Глава 14
Много лет спустя захарьевско–зубровскую историю Викентий Павлович пересказал своему племяннику, начинающему юристу Дмитрию Кандаурову.
— До сих пор, Митенька, — говорил он, — я стыжусь самого себя. Как я стал перед ним и словно Господь Бог вопросил: «Где брат твой?..» А он мне: «Я един в двух лицах». Ну, впрямь библейская история! Вот как бывает, если человек вдруг уверяется в том, что ему ведома Истина. Сомнение — наш удел…
Но не поскромничал Викентий Павлович, рассказал и об ином. Услыхав версию Петрусенко — все, о чем удалось узнать и что пришлось домыслить, — его собеседник пришел в восхищение.
Комната, где они сидели, была неярко освещена. Мягкие портьеры, ковер на полу, добротная мебель… Викентий вспомнил поневоле захарьевское имение. Да, здесь попроще, но хороший вкус хозяину не изменил. А хозяин смотрел на него, Петрусенко, как на чудо.
— Но ведь я — единственный живой человек, кто историю моего рождения и жизни знает! Как же вы, ничего изначально не ведая, из мелких событий, оброненных слов сумели воссоздать картину почти подлинную?
— В главном, Василий Артемьевич, я все же ошибся!
Захарьев медленно покачал головой и сказал, вскинув брови:
— И тут вы не едины. Я сам всю свою жизнь представлял себя двумя людьми. Как это странно и тяжело — двумя такими разными! И все меня так воспринимали. Мудрено ли было вам ошибиться. Может быть, сейчас впервые, вместе с вами, я свел их двоих в одного себя…
Захарьев улыбнулся кончиками губ, а глаза его грустили. Тихо вошла Лида, села на край дивана, кутая плечи пуховым платком. Белый, воздушный, он чудесно оттенял красоту ее смуглого лица, огромные глаза, роскошные волосы… Петрусенко подумал о скромном обаянии Ксении Владимировны. Ох, как тяжело Захарьеву будет сделать выбор между этими двумя женщинами. Или он уже выбрал?
Василий Артемьевич встал, подошел к женщине, легко и ласково заставил ее подняться.
— Иди, Лида. Ложись, отдыхай. И больше ничего не бойся, этот супостат сгинул насовсем. Теперь все будет хорошо.

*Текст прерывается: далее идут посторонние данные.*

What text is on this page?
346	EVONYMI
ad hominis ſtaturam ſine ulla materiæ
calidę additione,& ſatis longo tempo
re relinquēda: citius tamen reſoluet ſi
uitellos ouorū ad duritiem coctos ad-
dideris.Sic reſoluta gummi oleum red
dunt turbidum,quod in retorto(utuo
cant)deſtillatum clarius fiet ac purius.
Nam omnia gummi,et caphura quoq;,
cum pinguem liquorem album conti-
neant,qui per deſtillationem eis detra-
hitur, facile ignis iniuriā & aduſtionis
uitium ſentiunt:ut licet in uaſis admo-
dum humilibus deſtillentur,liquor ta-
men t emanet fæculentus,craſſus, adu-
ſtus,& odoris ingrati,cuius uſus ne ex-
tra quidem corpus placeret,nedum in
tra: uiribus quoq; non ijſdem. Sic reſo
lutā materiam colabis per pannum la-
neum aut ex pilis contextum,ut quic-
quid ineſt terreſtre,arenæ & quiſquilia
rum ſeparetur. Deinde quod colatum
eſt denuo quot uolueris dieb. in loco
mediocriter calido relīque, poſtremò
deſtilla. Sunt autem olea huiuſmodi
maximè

«Ой ли?..» — подумал Петрусенко, пока Захарьев провожал Лидию до двери в соседнюю комнату. Тревожно оглянувшись напоследок, она скрылась. «Не хочет при ней говорить, не готов еще открыться. Значит — пока не решил…» А хозяин вновь сел за стол напротив, заговорил:
— Все ваши ошибки, а их совсем немного, Викентий Павлович, оттого, что вы представляли себе двоих, а я один… Вот, например, мать моя, Глафира Тимофеевна, пошла в тюрьму без меня. Я же был увезен отцом совсем в другую сторону — рождаться второй раз, теперь уже у матушки Марии Степановны.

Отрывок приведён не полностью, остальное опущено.